# Minority List



## Macop (May 2, 2002)

How does this work, and can any chief do it or just the chiefs in the cities??


----------



## Guest (Nov 26, 2006)

Macop said:


> How does this work, and can any chief do it or just the chiefs in the cities??


I believe any CS department can call for certain lists, whether they be black candidates, Chinese-speaking, female, etc.

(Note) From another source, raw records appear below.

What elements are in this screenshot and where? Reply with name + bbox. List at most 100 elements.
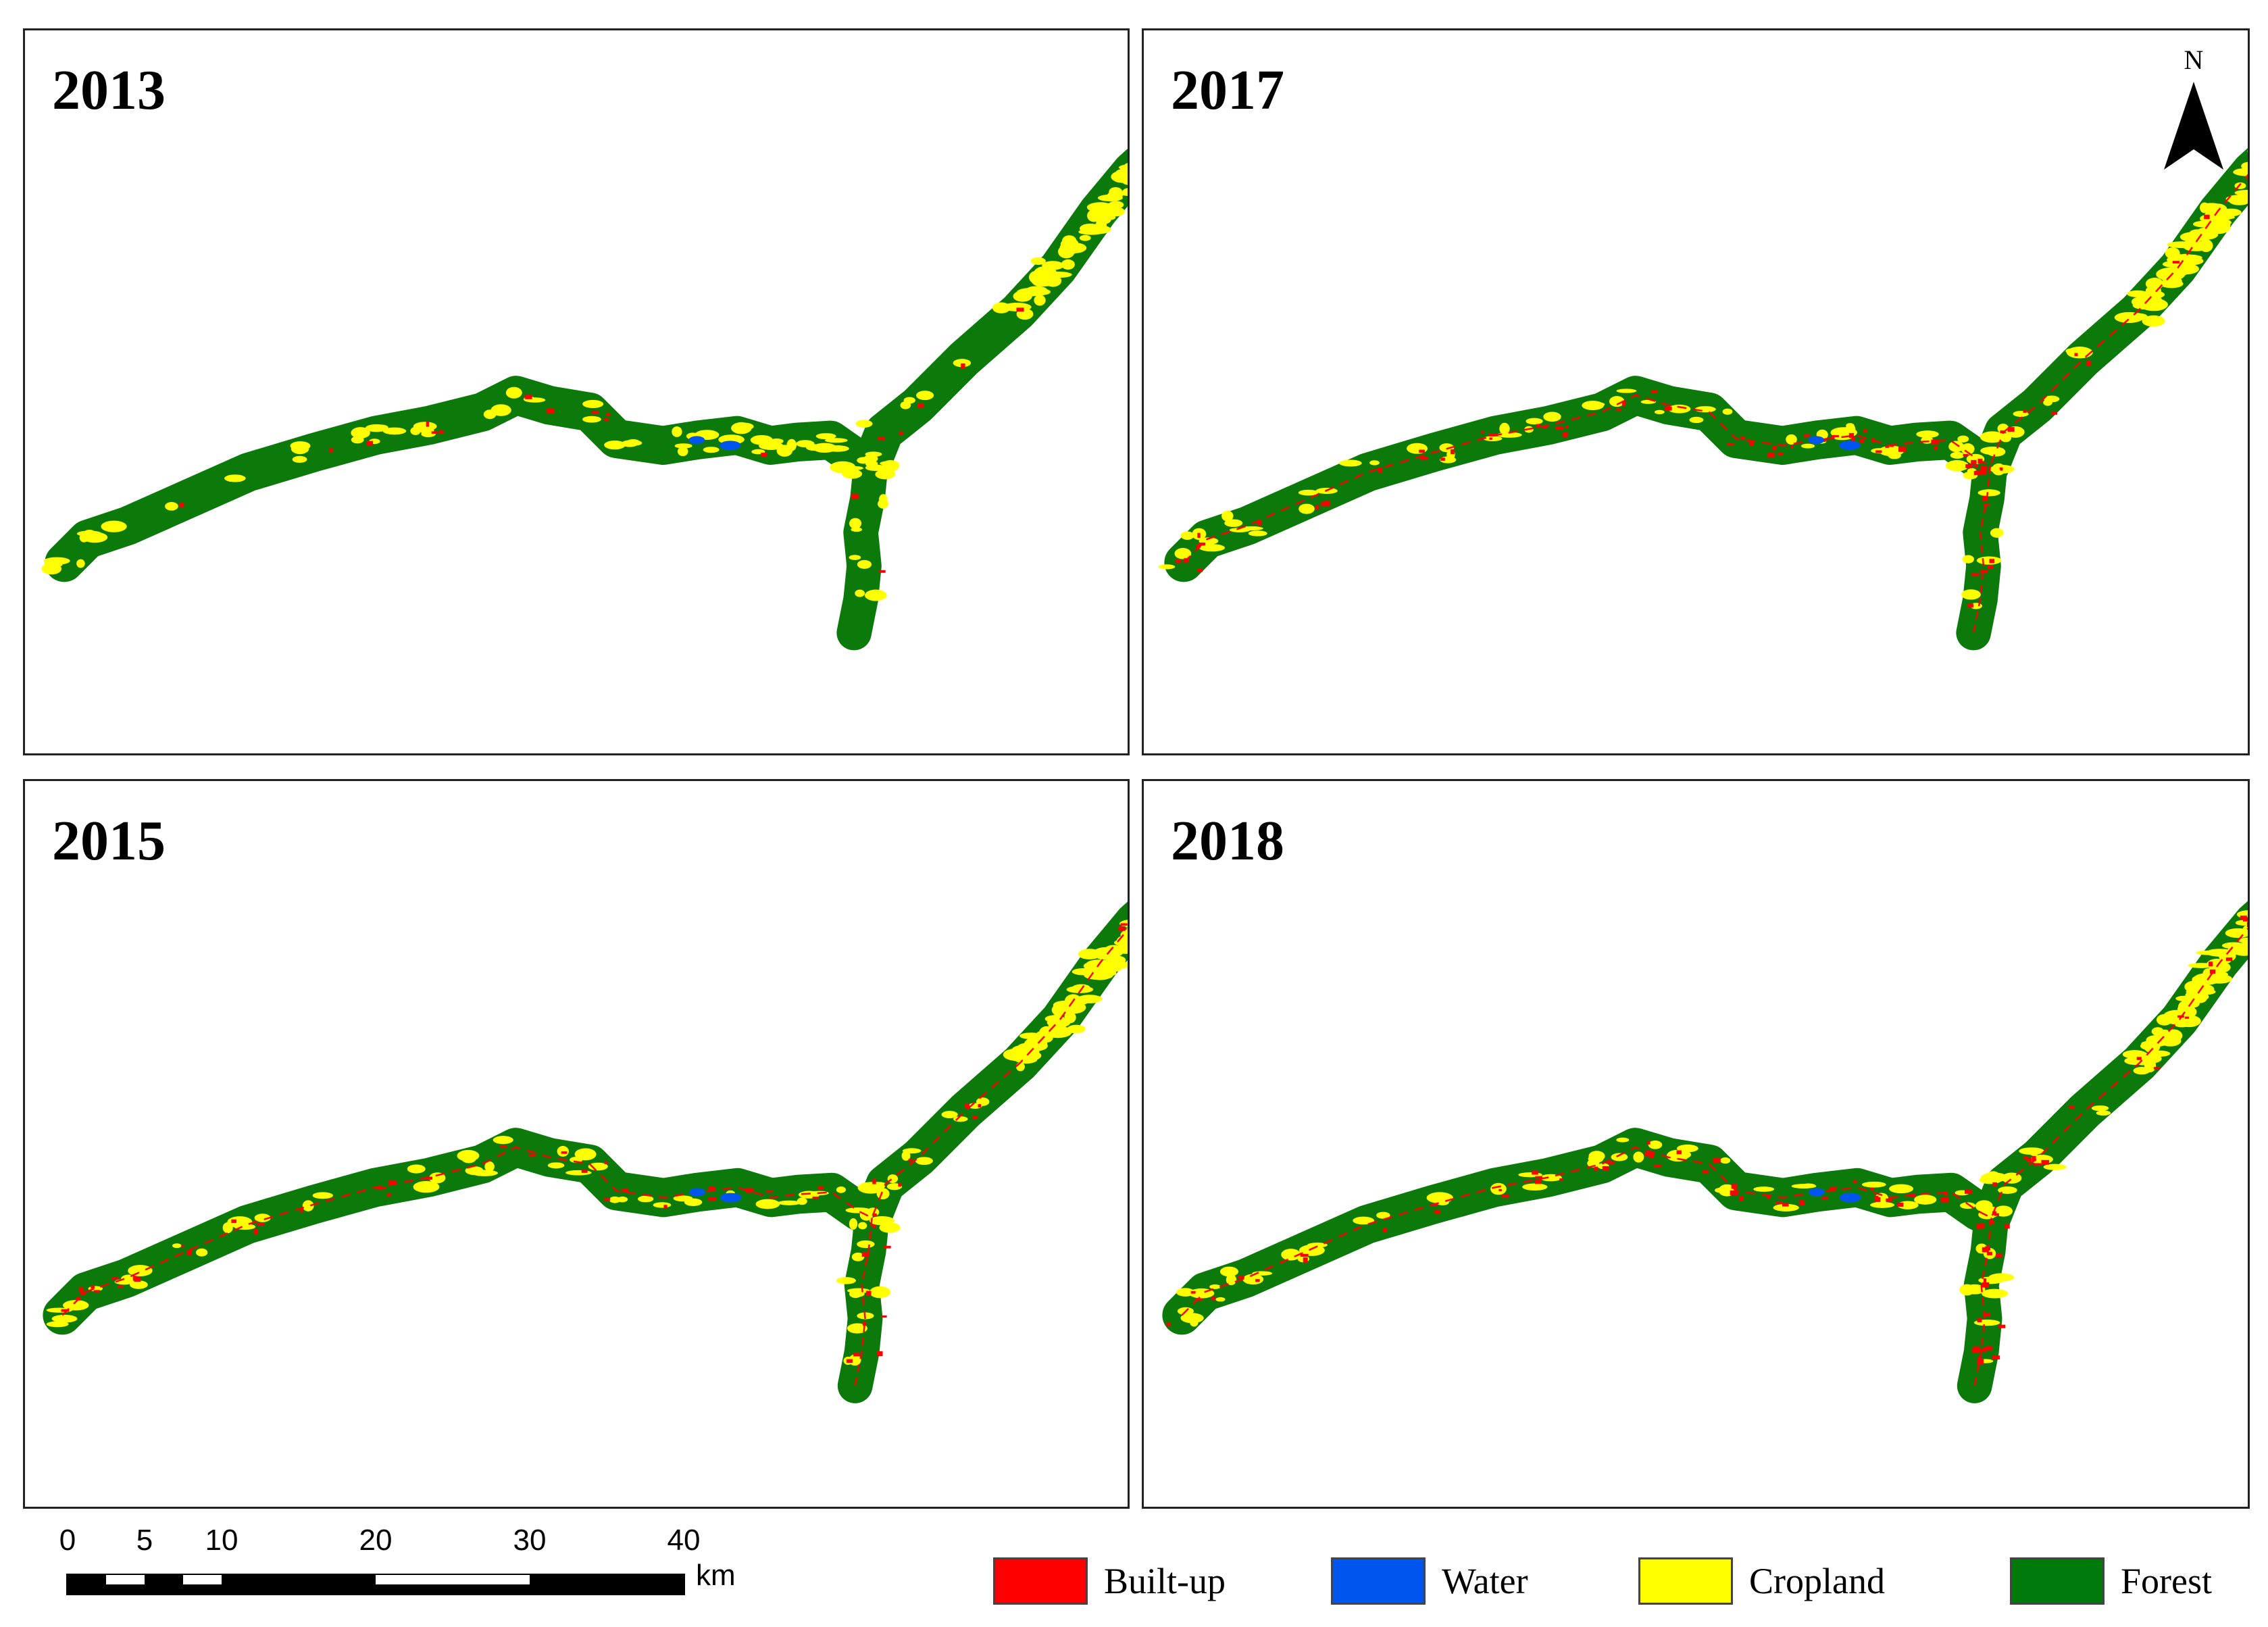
built-up-patch [2136, 1057, 2142, 1060]
cropland-patch [1307, 1243, 1328, 1248]
built-up-patch [1535, 1179, 1542, 1184]
cropland-patch [2209, 218, 2231, 232]
legend-swatch [1638, 1557, 1733, 1605]
built-up-patch [1646, 1141, 1650, 1145]
built-up-patch [1726, 443, 1734, 446]
cropland-patch [302, 1200, 314, 1211]
cropland-patch [2121, 313, 2148, 320]
cropland-patch [1339, 459, 1362, 467]
built-up-patch [1886, 1198, 1893, 1202]
built-up-patch [1451, 449, 1455, 455]
cropland-patch [165, 502, 178, 511]
built-up-patch [329, 448, 333, 453]
legend-label: Cropland [1749, 1561, 1885, 1601]
cropland-patch [1946, 460, 1969, 472]
built-up-patch [1851, 436, 1855, 442]
built-up-patch [1967, 603, 1974, 608]
built-up-patch [1989, 559, 1995, 564]
built-up-patch [1863, 429, 1867, 433]
legend-item-built-up: Built-up [993, 1551, 1226, 1611]
cropland-patch [1209, 1284, 1221, 1289]
built-up-patch [1890, 444, 1894, 447]
built-up-patch [1440, 457, 1446, 461]
cropland-patch [1654, 409, 1665, 415]
cropland-patch [1084, 971, 1113, 980]
cropland-patch [1961, 589, 1981, 600]
cropland-patch [1889, 1184, 1914, 1194]
cropland-patch [1072, 984, 1090, 991]
cropland-patch [1226, 1274, 1237, 1286]
cropland-patch [1982, 1288, 2009, 1299]
built-up-patch [366, 441, 374, 446]
built-up-patch [1772, 445, 1777, 451]
cropland-patch [227, 1216, 253, 1228]
built-up-patch [1870, 1187, 1874, 1191]
cropland-patch [1722, 408, 1733, 415]
built-up-patch [561, 1151, 568, 1154]
built-up-patch [179, 503, 184, 507]
map-panel-2015: 2015 [23, 779, 1130, 1509]
built-up-patch [1602, 1166, 1609, 1171]
built-up-patch [1980, 570, 1988, 574]
cropland-patch [1616, 389, 1637, 393]
built-up-patch [2153, 1067, 2161, 1070]
cropland-patch [2156, 1014, 2173, 1026]
cropland-patch [1963, 471, 1978, 480]
cropland-patch [1611, 1153, 1628, 1161]
cropland-patch [855, 589, 865, 597]
built-up-patch [1992, 1355, 2000, 1359]
built-up-patch [851, 493, 859, 499]
built-up-patch [606, 413, 611, 416]
built-up-patch [1300, 1253, 1309, 1257]
built-up-patch [878, 436, 886, 441]
built-up-patch [1987, 1247, 1991, 1251]
built-up-patch [1971, 459, 1977, 465]
cropland-patch [1988, 1273, 2015, 1282]
built-up-patch [908, 1159, 913, 1161]
cropland-patch [129, 1280, 148, 1289]
built-up-patch [863, 1322, 867, 1326]
built-up-patch [376, 1186, 383, 1190]
built-up-patch [965, 1103, 970, 1109]
cropland-patch [1124, 163, 1128, 170]
cropland-patch [2228, 195, 2248, 205]
cropland-patch [864, 589, 887, 601]
built-up-patch [1195, 1298, 1203, 1301]
built-up-patch [1799, 1200, 1805, 1206]
cropland-patch [855, 420, 873, 428]
built-up-patch [1983, 1347, 1987, 1353]
water-body [1809, 1188, 1825, 1197]
built-up-patch [1853, 1180, 1857, 1184]
built-up-patch [1996, 1253, 2002, 1258]
built-up-patch [111, 1277, 119, 1280]
cropland-patch [1980, 447, 2005, 455]
cropland-patch [1298, 489, 1319, 496]
built-up-patch [186, 1250, 192, 1255]
cropland-patch [1180, 1313, 1204, 1324]
built-up-patch [1501, 1195, 1509, 1198]
built-up-patch [1985, 1346, 1992, 1351]
cropland-patch [798, 1191, 820, 1199]
cropland-patch [902, 1148, 922, 1154]
cropland-patch [1980, 431, 2005, 443]
built-up-patch [2204, 214, 2210, 220]
cropland-patch [830, 461, 856, 474]
cropland-patch [976, 1097, 990, 1106]
built-up-patch [1430, 1203, 1438, 1206]
cropland-patch [1990, 528, 2004, 538]
cropland-patch [865, 464, 886, 472]
cropland-patch [1215, 1297, 1226, 1302]
built-up-patch [1532, 1170, 1538, 1175]
cropland-patch [2133, 1067, 2150, 1075]
built-up-patch [1931, 439, 1939, 445]
cropland-patch [1108, 201, 1124, 209]
cropland-patch [2180, 243, 2200, 249]
built-up-patch [1535, 1176, 1543, 1178]
cropland-patch [876, 1188, 890, 1200]
built-up-patch [500, 1145, 507, 1148]
built-up-patch [1594, 1166, 1598, 1171]
cropland-patch [493, 1136, 513, 1145]
cropland-patch [849, 518, 862, 529]
built-up-patch [604, 1161, 608, 1165]
map-panel-2017: 2017 N [1142, 28, 2250, 755]
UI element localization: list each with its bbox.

It has to be the appointing authority who calls for the list, which in most towns is the board of selectman or town manager, while in cities it's usually the mayor.


----------



## Macop (May 2, 2002)

Thanks Delta I thought so, are females on the minority list or is a female list separate from the minority list?


----------



## Deuce (Sep 27, 2003)

Macop said:


> Thanks Delta I thought so, are females on the minority list or is a female list separate from the minority list?


The only people not considered minorities are white males...


----------



## Guest (Nov 26, 2006)

Macop said:


> Thanks Delta I thought so, are females on the minority list or is a female list separate from the minority list?


If a PD called for a black-only list, that would include black females. If there was a female-only list, they could be any race. We hired 3 off a female list, and they all happened to be white.


----------



## OutOfManyOne (Mar 2, 2006)

On our PD we called for a Creole Speaking list and got a shitload of them.


----------



## Macop (May 2, 2002)

I understand that a minority list is males or females of color. I was wondering if a white female is considered a minority regardless of color. I was not sure if there was a such thing as a "female list" Thanx for the response.


----------



## OutOfManyOne (Mar 2, 2006)

Females are no longer considered minorities but the appointing PD may call for a gender list to get more females on.


----------



## Macop (May 2, 2002)

Ok, thanks


----------